Among high net worth investors in particular, real estate has always been popular, says Yolande Barnes, director of world research at Savills. Land and real estate has historically been a key measure of wealth, and is often the first asset that people acquire with surplus capital. “You’ve always had this underlying ‘store of wealth’ function of real estate, it’s always been
there,” says Barnes. “But since the GFC we’ve seen an increasing emphasis on income and property is becoming more important as an income generator.”

Hughes says real estate investment started to increase significantly once interest rates hit the lows they are at today, driving yields down. “If you look at fixed income returns, then you look at something like real estate, and by its nature there’s a real asset backing it, that provides a lot of security. And even the most expensive deals in London will give you 3 per cent – that’s attractive,” he says. There are also inflation hedging and diversification benefits to be considered.
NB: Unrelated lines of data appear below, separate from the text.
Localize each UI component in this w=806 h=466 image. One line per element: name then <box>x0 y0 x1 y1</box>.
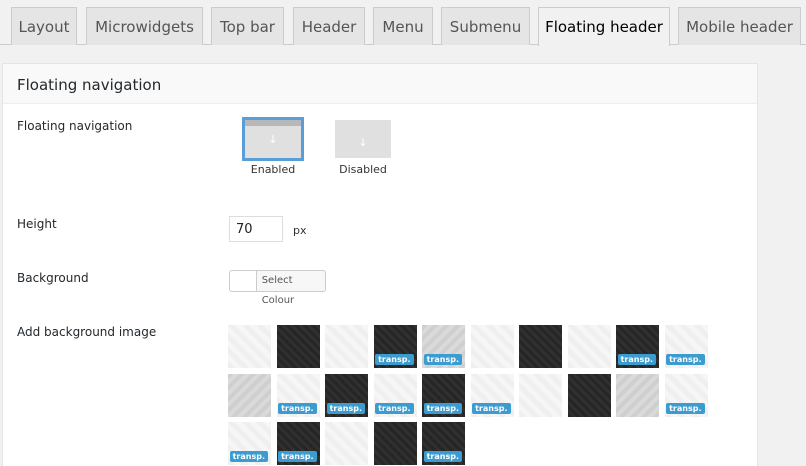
bg-pattern-swatch[interactable]: transp. <box>228 422 271 465</box>
bg-pattern-swatch[interactable]: transp. <box>422 373 465 417</box>
background-label: Background <box>17 271 89 285</box>
transparent-badge: transp. <box>472 402 511 414</box>
tab-microwidgets[interactable]: Microwidgets <box>86 7 203 45</box>
bg-pattern-swatch[interactable]: transp. <box>422 422 465 465</box>
bg-image-label: Add background image <box>17 325 157 339</box>
bg-pattern-swatch[interactable]: transp. <box>276 373 320 417</box>
bg-pattern-swatch[interactable]: transp. <box>470 373 514 417</box>
bg-pattern-swatch[interactable] <box>325 422 368 465</box>
disabled-caption: Disabled <box>339 163 387 176</box>
transparent-badge: transp. <box>375 402 414 414</box>
bg-pattern-swatch[interactable]: transp. <box>422 325 465 368</box>
select-colour-label: Select Colour <box>261 275 295 306</box>
bg-pattern-swatch[interactable] <box>276 325 320 368</box>
panel-title: Floating navigation <box>3 64 757 104</box>
tab-header[interactable]: Header <box>293 7 365 45</box>
bg-pattern-swatch[interactable]: transp. <box>664 325 708 368</box>
bg-pattern-swatch[interactable] <box>519 325 562 368</box>
tab-layout[interactable]: Layout <box>11 7 77 45</box>
transparent-badge: transp. <box>278 402 317 414</box>
tab-floating-header[interactable]: Floating header <box>538 7 670 46</box>
transparent-badge: transp. <box>666 402 705 414</box>
transparent-badge: transp. <box>375 354 414 365</box>
bg-pattern-swatch[interactable]: transp. <box>373 373 417 417</box>
height-input[interactable] <box>229 216 283 242</box>
enabled-thumbnail: ↓ <box>242 117 304 161</box>
header-bar-shape <box>245 120 301 126</box>
floating-nav-enabled-option[interactable]: ↓ Enabled <box>242 117 304 176</box>
bg-pattern-swatch[interactable] <box>567 373 611 417</box>
transparent-badge: transp. <box>617 354 656 365</box>
floating-nav-label: Floating navigation <box>17 119 133 133</box>
tab-top-bar[interactable]: Top bar <box>211 7 284 45</box>
transparent-badge: transp. <box>229 451 268 462</box>
bg-pattern-swatch[interactable]: transp. <box>664 373 708 417</box>
height-unit: px <box>293 224 307 237</box>
floating-nav-disabled-option[interactable]: ↓ Disabled <box>333 120 393 176</box>
select-colour-button[interactable]: Select Colour <box>229 270 326 306</box>
transparent-badge: transp. <box>326 402 365 414</box>
bg-pattern-swatch[interactable] <box>470 325 514 368</box>
transparent-badge: transp. <box>278 451 317 462</box>
bg-pattern-swatch[interactable] <box>616 373 659 417</box>
tab-mobile-header[interactable]: Mobile header <box>678 7 801 45</box>
bg-pattern-swatch[interactable]: transp. <box>325 373 368 417</box>
tab-submenu[interactable]: Submenu <box>441 7 530 45</box>
height-label: Height <box>17 217 57 231</box>
disabled-thumbnail: ↓ <box>335 120 391 158</box>
transparent-badge: transp. <box>423 354 462 365</box>
enabled-caption: Enabled <box>250 163 296 176</box>
bg-pattern-swatch[interactable] <box>228 373 271 417</box>
tab-menu[interactable]: Menu <box>373 7 433 45</box>
bg-pattern-swatch[interactable]: transp. <box>616 325 659 368</box>
bg-pattern-swatch[interactable] <box>373 422 417 465</box>
transparent-badge: transp. <box>423 402 462 414</box>
bg-pattern-swatch[interactable] <box>325 325 368 368</box>
transparent-badge: transp. <box>666 354 705 365</box>
bg-pattern-swatch[interactable] <box>567 325 611 368</box>
bg-pattern-swatch[interactable] <box>519 373 562 417</box>
tab-bar: Layout Microwidgets Top bar Header Menu … <box>0 0 806 46</box>
bg-pattern-swatch[interactable]: transp. <box>373 325 417 368</box>
arrow-down-icon: ↓ <box>358 136 368 149</box>
bg-pattern-swatch[interactable] <box>228 325 271 368</box>
floating-navigation-panel: Floating navigation Floating navigation … <box>2 63 758 466</box>
transparent-badge: transp. <box>423 451 462 462</box>
colour-swatch <box>230 271 257 291</box>
bg-pattern-swatch[interactable]: transp. <box>276 422 320 465</box>
arrow-down-icon: ↓ <box>268 133 278 146</box>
Investment in commercial income-producing real estate hit an inflection point in 2009, according to transaction data from Real Capital Analytics. Real estate suffered heavily in the financial crisis but rebounded more quickly than most would have predicted at the time. Interest rates, on the other hand, continue to languish nearly seven years on.

Zoltan Szelyes, strategies & advisory at Credit Suisse Real Estate Investment Management, agrees the current low-rate environment and corresponding pressure on private investors to “generate decent returns” is driving high demand for real estate.

“Punchy Prices”

This has led to intense competition for prime assets. A November 2014 survey of real estate private equity managers by Preqin revealed that over half were finding it more difficult to find attractive opportunities than 12 months earlier.

“There are a lot of people in the market at the moment trying to buy assets, it’s very competitive. Pricing is being pushed up, making it more challenging to find value, and that especially applies to prime assets in the likes of London,” says Andrew Moylan, head of real asset products at Preqin.

At the end of last year, residential prices in the UK capital were 35 per cent above their 2007 (pre-crisis) peak, and had risen 17.8 per cent over 12 months.